Pacific Northwest Research Institute, Seattle, WA 98122, USA.
Nucleic Acids Res. 2017 Jun 20;45(11):e104. doi: 10.1093/nar/gkx199.
The use of RNA-seq as the preferred method for the discovery and validation of small RNA biomarkers has been hindered by high quantitative variability and biased sequence counts. In this paper we develop a statistical model for sequence counts that accounts for ligase bias and stochastic variation in sequence counts. This model implies a linear quadratic relation between the mean and variance of sequence counts. Using a large number of sequencing datasets, we demonstrate how one can use the generalized additive models for location, scale and shape (GAMLSS) distributional regression framework to calculate and apply empirical correction factors for ligase bias. Bias correction could remove more than 40% of the bias for miRNAs. Empirical bias correction factors appear to be nearly constant over at least one and up to four orders of magnitude of total RNA input and independent of sample composition. Using synthetic mixes of known composition, we show that the GAMLSS approach can analyze differential expression with greater accuracy, higher sensitivity and specificity than six existing algorithms (DESeq2, edgeR, EBSeq, limma, DSS, voom) for the analysis of small RNA-seq data.

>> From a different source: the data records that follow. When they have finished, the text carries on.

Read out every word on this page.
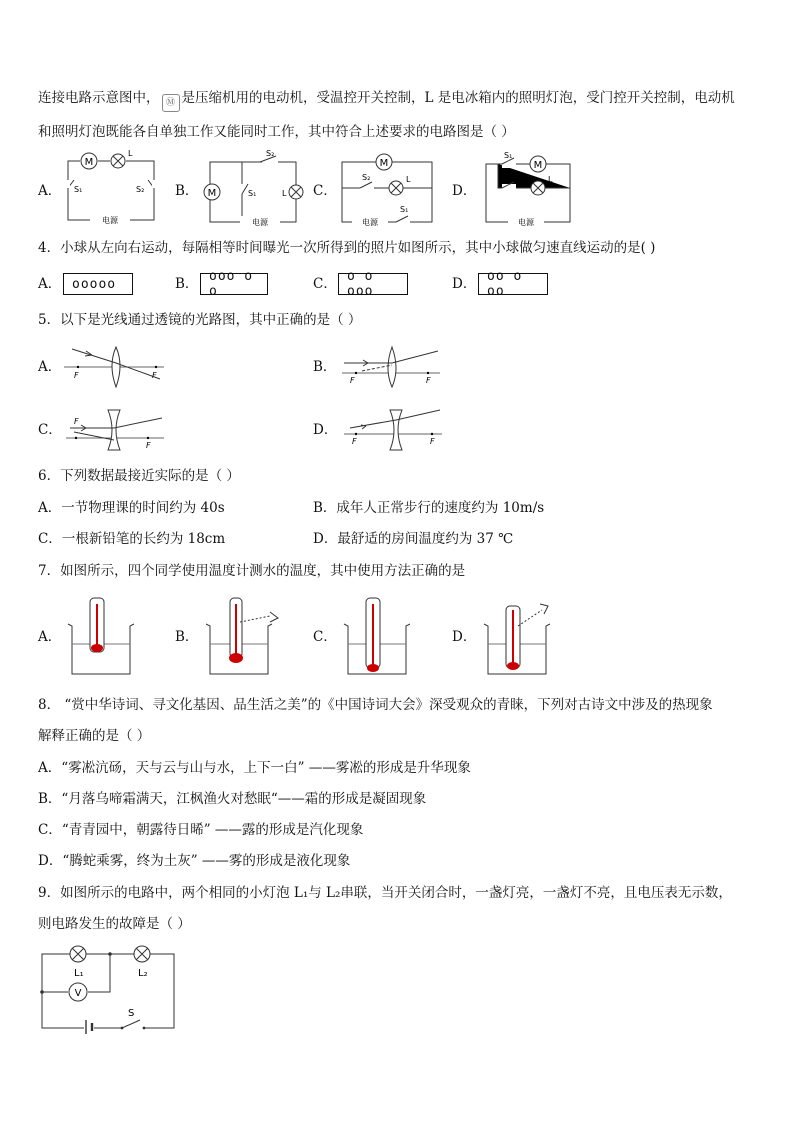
连接电路示意图中， Ⓜ 是压缩机用的电动机，受温控开关控制，L 是电冰箱内的照明灯泡，受门控开关控制，电动机
和照明灯泡既能各自单独工作又能同时工作，其中符合上述要求的电路图是（ ）
A．	B．	C．	D．
M
L
S₁	S₂
电源
S₂
M	S₁	L
电源
M
S₂	L
S₁
电源
S₁
M
S₂	L
电源
4．小球从左向右运动，每隔相等时间曝光一次所得到的照片如图所示，其中小球做匀速直线运动的是( )
A． ooooo	B． ooo o o	C． o o ooo	D． oo o oo
5．以下是光线通过透镜的光路图，其中正确的是（ ）
A．
F	F
B．
F	F
C．
F
F
D．
F	F
6．下列数据最接近实际的是（ ）
A．一节物理课的时间约为 40s	B．成年人正常步行的速度约为 10m/s
C．一根新铅笔的长约为 18cm	D．最舒适的房间温度约为 37 ℃
7．如图所示，四个同学使用温度计测水的温度，其中使用方法正确的是
A．	B．	C．	D．
8． “赏中华诗词、寻文化基因、品生活之美”的《中国诗词大会》深受观众的青睐，下列对古诗文中涉及的热现象
解释正确的是（ ）
A．“雾凇沆砀，天与云与山与水，上下一白” ——雾凇的形成是升华现象
B．“月落乌啼霜满天，江枫渔火对愁眠“——霜的形成是凝固现象
C．“青青园中，朝露待日晞” ——露的形成是汽化现象
D．“腾蛇乘雾，终为土灰” ——雾的形成是液化现象
9．如图所示的电路中，两个相同的小灯泡 L₁与 L₂串联，当开关闭合时，一盏灯亮，一盏灯不亮，且电压表无示数，
则电路发生的故障是（ ）
L₁
V
L₂
S
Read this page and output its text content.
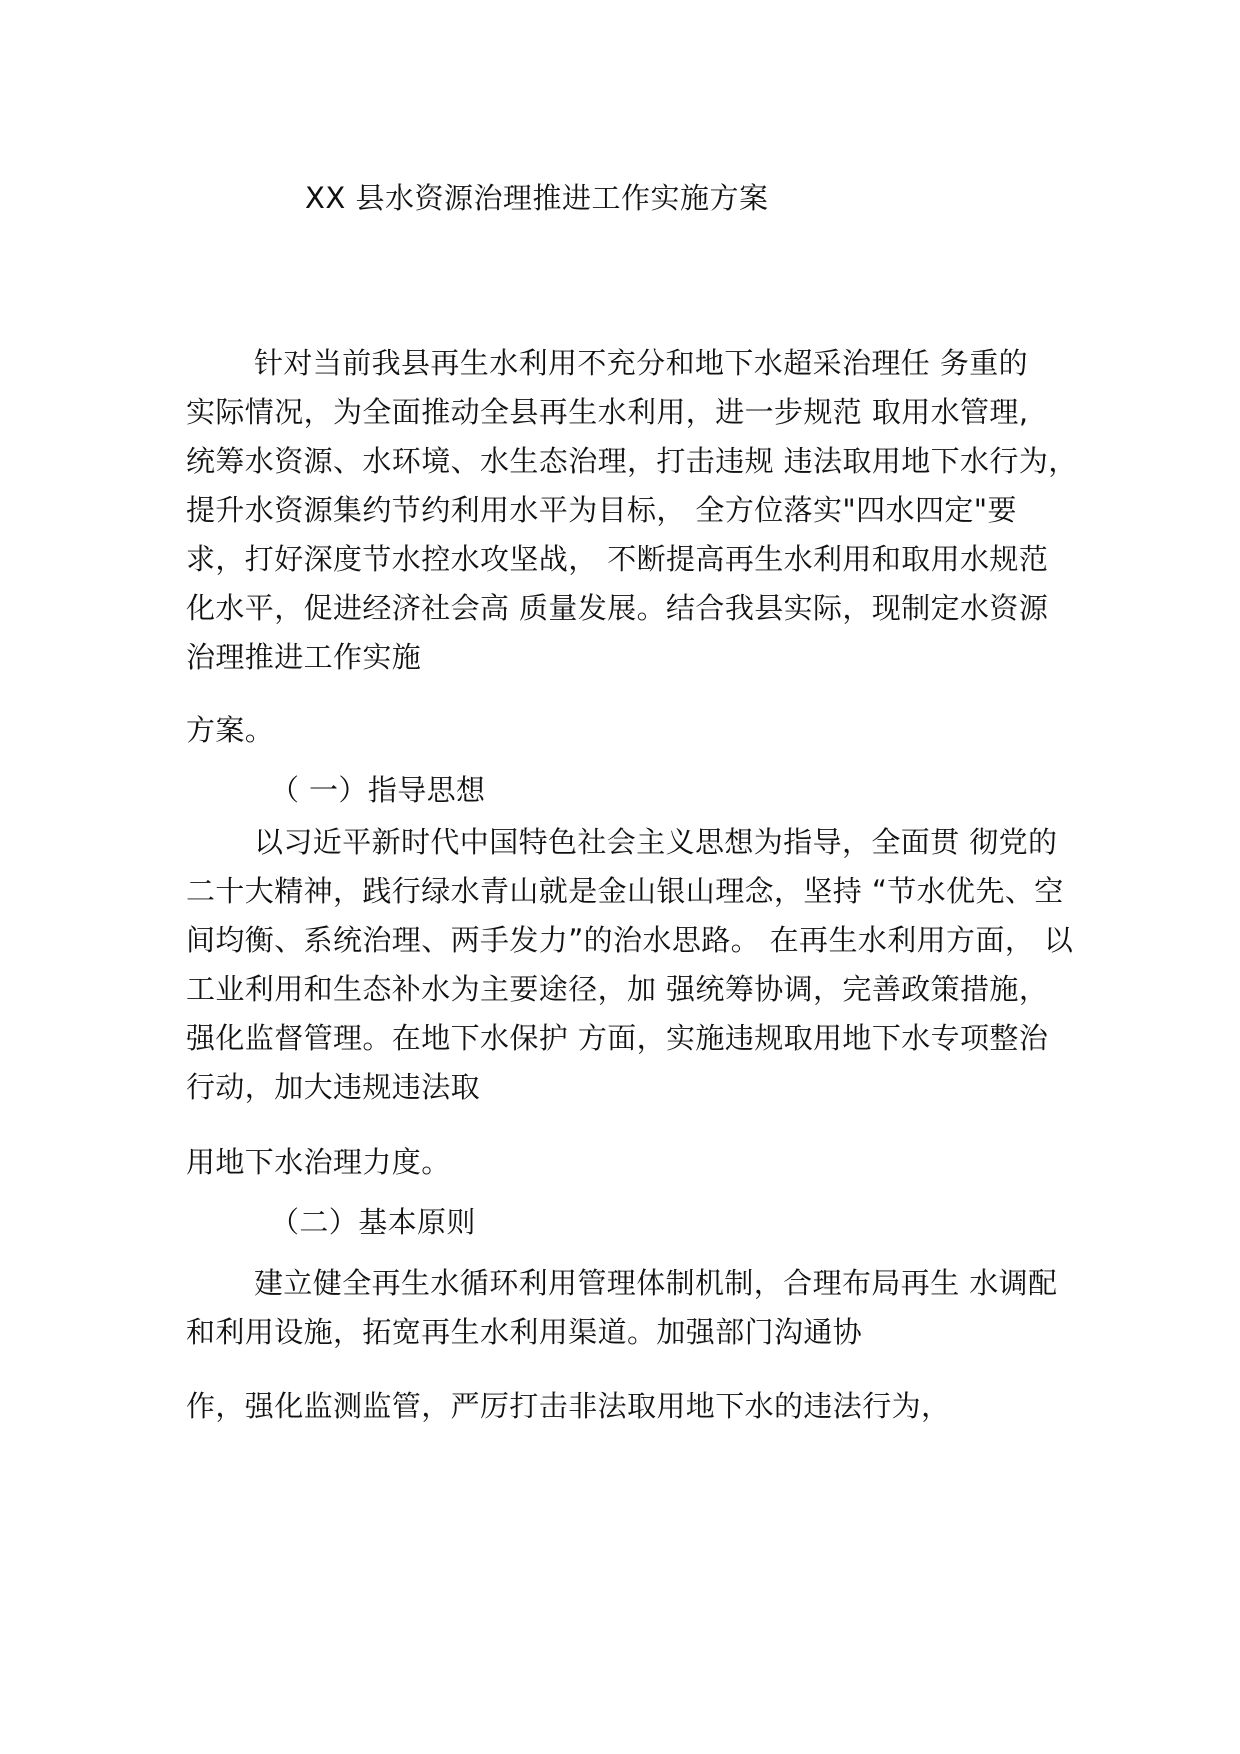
XX 县水资源治理推进工作实施方案
针对当前我县再生水利用不充分和地下水超采治理任 务重的
实际情况，为全面推动全县再生水利用，进一步规范 取用水管理,
统筹水资源、水环境、水生态治理，打击违规 违法取用地下水行为，
提升水资源集约节约利用水平为目标， 全方位落实"四水四定"要
求，打好深度节水控水攻坚战， 不断提高再生水利用和取用水规范
化水平，促进经济社会高 质量发展。结合我县实际，现制定水资源
治理推进工作实施
方案。
（ 一）指导思想
以习近平新时代中国特色社会主义思想为指导，全面贯 彻党的
二十大精神，践行绿水青山就是金山银山理念，坚持 “节水优先、空
间均衡、系统治理、两手发力”的治水思路。 在再生水利用方面， 以
工业利用和生态补水为主要途径，加 强统筹协调，完善政策措施，
强化监督管理。在地下水保护 方面，实施违规取用地下水专项整治
行动，加大违规违法取
用地下水治理力度。
（二）基本原则
建立健全再生水循环利用管理体制机制，合理布局再生 水调配
和利用设施，拓宽再生水利用渠道。加强部门沟通协
作，强化监测监管，严厉打击非法取用地下水的违法行为，
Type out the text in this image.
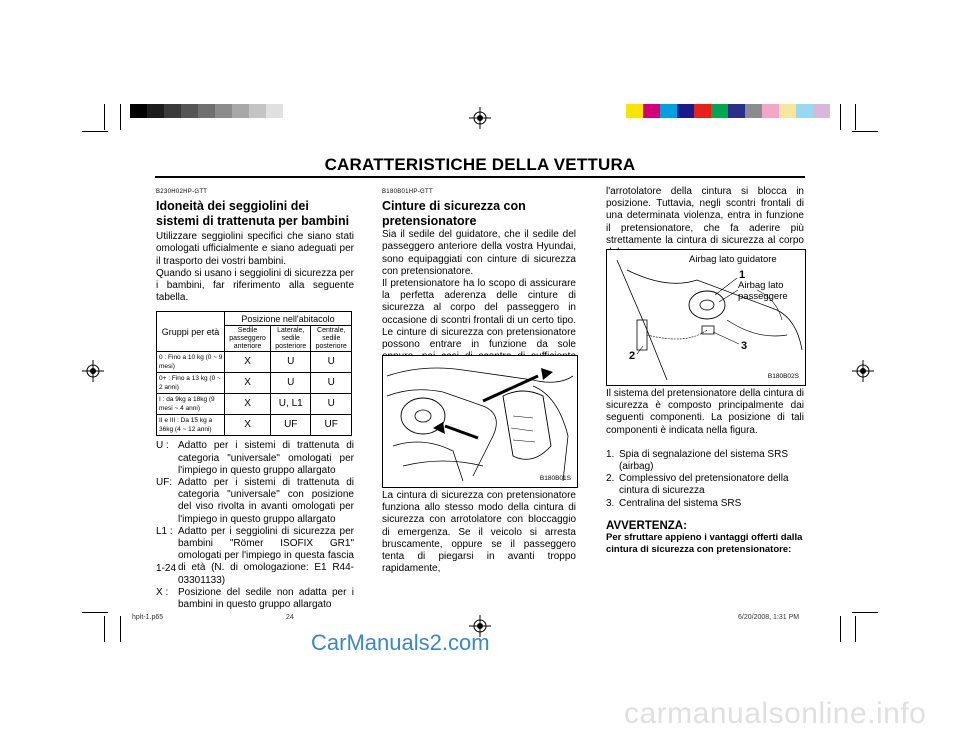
CARATTERISTICHE DELLA VETTURA
B230H02HP-GTT
Idoneità dei seggiolini dei sistemi di trattenuta per bambini
Utilizzare seggiolini specifici che siano stati omologati ufficialmente e siano adeguati per il trasporto dei vostri bambini.
Quando si usano i seggiolini di sicurezza per i bambini, far riferimento alla seguente tabella.
Gruppi per età	Posizione nell'abitacolo		
	Sedile passeggero anteriore	Laterale, sedile posteriore	Centrale, sedile posteriore
0 : Fino a 10 kg (0 ~ 9 mesi)	X	U	U
0+ : Fino a 13 kg (0 ~ 2 anni)	X	U	U
I : da 9kg a 18kg (9 mesi ~ 4 anni)	X	U, L1	U
II e III : Da 15 kg a 36kg (4 ~ 12 anni)	X	UF	UF
U : Adatto per i sistemi di trattenuta di categoria "universale" omologati per l'impiego in questo gruppo allargato
UF: Adatto per i sistemi di trattenuta di categoria "universale" con posizione del viso rivolta in avanti omologati per l'impiego in questo gruppo allargato
L1 : Adatto per i seggiolini di sicurezza per bambini "Römer ISOFIX GR1" omologati per l'impiego in questa fascia di età (N. di omologazione: E1 R44-03301133)
X : Posizione del sedile non adatta per i bambini in questo gruppo allargato
1-24
B180B01HP-GTT
Cinture di sicurezza con pretensionatore
Sia il sedile del guidatore, che il sedile del passeggero anteriore della vostra Hyundai, sono equipaggiati con cinture di sicurezza con pretensionatore.
Il pretensionatore ha lo scopo di assicurare la perfetta aderenza delle cinture di sicurezza al corpo del passeggero in occasione di scontri frontali di un certo tipo. Le cinture di sicurezza con pretensionatore possono entrare in funzione da sole
B180B01S
La cintura di sicurezza con pretensionatore funziona allo stesso modo della cintura di sicurezza con arrotolatore con bloccaggio di emergenza. Se il veicolo si arresta bruscamente, oppure se il passeggero tenta di piegarsi in avanti troppo rapidamente,
l'arrotolatore della cintura si blocca in posizione. Tuttavia, negli scontri frontali di una determinata violenza, entra in funzione il pretensionatore, che fa aderire più strettamente la cintura di sicurezza al corpo
Airbag lato guidatore
1
Airbag lato passeggere
2
3
B180B02S
Il sistema del pretensionatore della cintura di sicurezza è composto principalmente dai seguenti componenti. La posizione di tali componenti è indicata nella figura.
1. Spia di segnalazione del sistema SRS (airbag)
2. Complessivo del pretensionatore della cintura di sicurezza
3. Centralina del sistema SRS
AVVERTENZA:
Per sfruttare appieno i vantaggi offerti dalla cintura di sicurezza con pretensionatore:
hplt-1.p65	24	6/20/2008, 1:31 PM
CarManuals2.com
carmanualsonline.info
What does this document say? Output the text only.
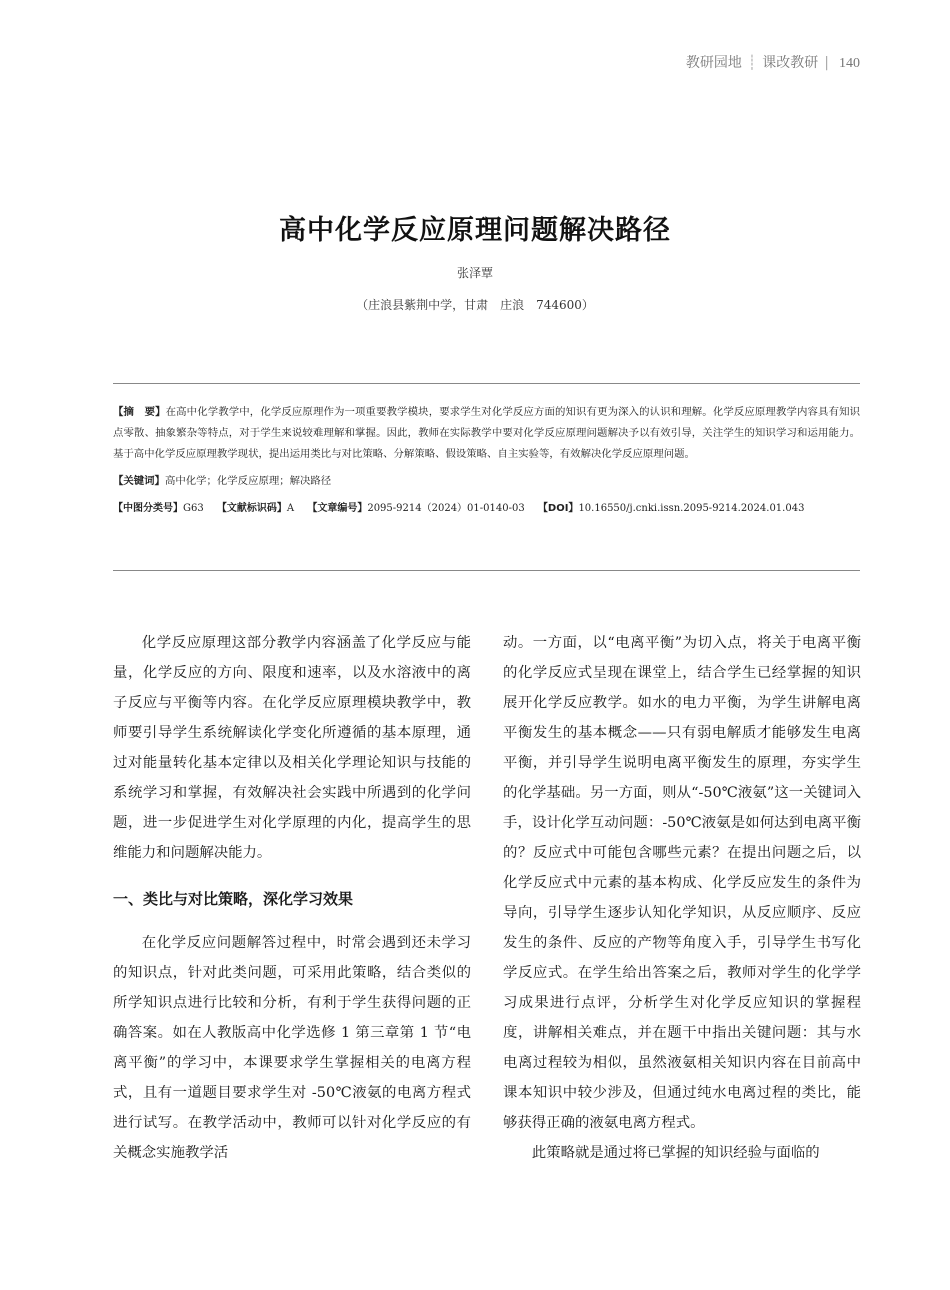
教研园地 ┊ 课改教研 | 140
高中化学反应原理问题解决路径
张泽覃
（庄浪县紫荆中学，甘肃　庄浪　744600）

【摘　要】在高中化学教学中，化学反应原理作为一项重要教学模块，要求学生对化学反应方面的知识有更为深入的认识和理解。化学反应原理教学内容具有知识点零散、抽象繁杂等特点，对于学生来说较难理解和掌握。因此，教师在实际教学中要对化学反应原理问题解决予以有效引导，关注学生的知识学习和运用能力。基于高中化学反应原理教学现状，提出运用类比与对比策略、分解策略、假设策略、自主实验等，有效解决化学反应原理问题。

【关键词】高中化学；化学反应原理；解决路径

【中图分类号】G63 【文献标识码】A 【文章编号】2095-9214（2024）01-0140-03 【DOI】10.16550/j.cnki.issn.2095-9214.2024.01.043

化学反应原理这部分教学内容涵盖了化学反应与能量，化学反应的方向、限度和速率，以及水溶液中的离子反应与平衡等内容。在化学反应原理模块教学中，教师要引导学生系统解读化学变化所遵循的基本原理，通过对能量转化基本定律以及相关化学理论知识与技能的系统学习和掌握，有效解决社会实践中所遇到的化学问题，进一步促进学生对化学原理的内化，提高学生的思维能力和问题解决能力。

一、类比与对比策略，深化学习效果

在化学反应问题解答过程中，时常会遇到还未学习的知识点，针对此类问题，可采用此策略，结合类似的所学知识点进行比较和分析，有利于学生获得问题的正确答案。如在人教版高中化学选修 1 第三章第 1 节“电离平衡”的学习中，本课要求学生掌握相关的电离方程式，且有一道题目要求学生对 -50℃液氨的电离方程式进行试写。在教学活动中，教师可以针对化学反应的有关概念实施教学活

动。一方面，以“电离平衡”为切入点，将关于电离平衡的化学反应式呈现在课堂上，结合学生已经掌握的知识展开化学反应教学。如水的电力平衡，为学生讲解电离平衡发生的基本概念——只有弱电解质才能够发生电离平衡，并引导学生说明电离平衡发生的原理，夯实学生的化学基础。另一方面，则从“-50℃液氨”这一关键词入手，设计化学互动问题：-50℃液氨是如何达到电离平衡的？反应式中可能包含哪些元素？在提出问题之后，以化学反应式中元素的基本构成、化学反应发生的条件为导向，引导学生逐步认知化学知识，从反应顺序、反应发生的条件、反应的产物等角度入手，引导学生书写化学反应式。在学生给出答案之后，教师对学生的化学学习成果进行点评，分析学生对化学反应知识的掌握程度，讲解相关难点，并在题干中指出关键问题：其与水电离过程较为相似，虽然液氨相关知识内容在目前高中课本知识中较少涉及，但通过纯水电离过程的类比，能够获得正确的液氨电离方程式。

此策略就是通过将已掌握的知识经验与面临的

RNA测序作为发现和验证小RNA生物标志物的首选方法,一直受到高定量变异性和序列计数偏差的阻碍。在本文中,我们开发了一种针对序列计数的统计模型,该模型考虑了连接酶偏差和序列计数中的随机变异。该模型意味着序列计数的均值和方差之间存在线性二次关系。使用大量测序数据集,我们展示了如何使用位置、尺度和形状的广义相加模型(GAMLSS)分布回归框架来计算和应用连接酶偏差的经验校正因子。偏差校正可以消除超过40%的miRNA偏差。经验偏差校正因子在至少一个到四个数量级的总RNA输入范围内似乎几乎恒定,并且与样品组成无关。使用已知组成的合成混合物,我们表明,对于小RNA测序数据分析,GAMLSS方法比六种现有算法(DESeq2、edgeR、EBSeq、limma、DSS、voom)能够更准确、更灵敏且更具特异性地分析差异表达。